Sara (Harley Quinn) was back in America and working at an amusement-park haunted mansion. She'd changed her hair and applied a face-masking cosmetic preparation that changed her complexion and appearance so no one would identify her as the infamous (or famous) Harley Quinn. She welcomed visitors to the haunted mansion at the amusement park which saw lots of guests during the Halloween season.

It was now the Halloween season, and Harley Quinn worked inside the haunted mansion as one of the ghoulish costumed specters who gave the visitors delightful freakish goosebumps and screams.

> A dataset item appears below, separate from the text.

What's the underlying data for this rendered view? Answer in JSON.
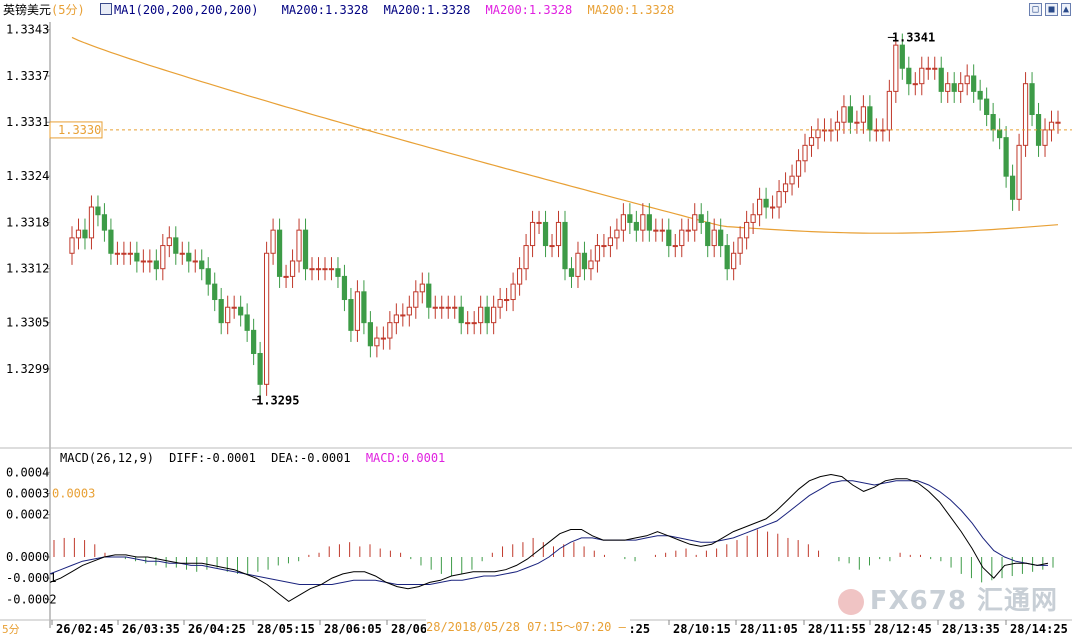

However, this Halloween season, the haunted mansion at that particular haunted mansion would see all sorts of real-life screams, That's because Harley Quinn (Sara) decided to take a devilish turn back to a life of murderous mayhem.

Harley Quinn dressed as the costumed harlequin from comic books made popular in America but added a frightening hockey-mask to her get-up. As visitors entered the haunted mansion at the amusement park and passed through the area Harley Quinn lurked as a simple eerily-masked fear-venue specter, Harley Quinn determined who she'd mark for murder. Those she chose she followed to their parked cars and slit their throats and wrapped a red scarf around their bleeding necks before driving their dying or dead bodies in their own cars to a nearby cemetery.

Over the course of the one October month that Halloween season, Sara (Harley Quinn) murdered over 15 individuals who'd visited her haunted mansion at the amusement park. Finally, the authorities discovered the 15 bodies half-buried at the nearby somewhat archaic cemetery. After some heavy detective work, it was discovered that multiple victims had visited the amusement park where Harley Quinn worked, but by then, Halloween was over, and Harley Quinn had already fled to Canada to determine what her newly-imagined scream mission would yield.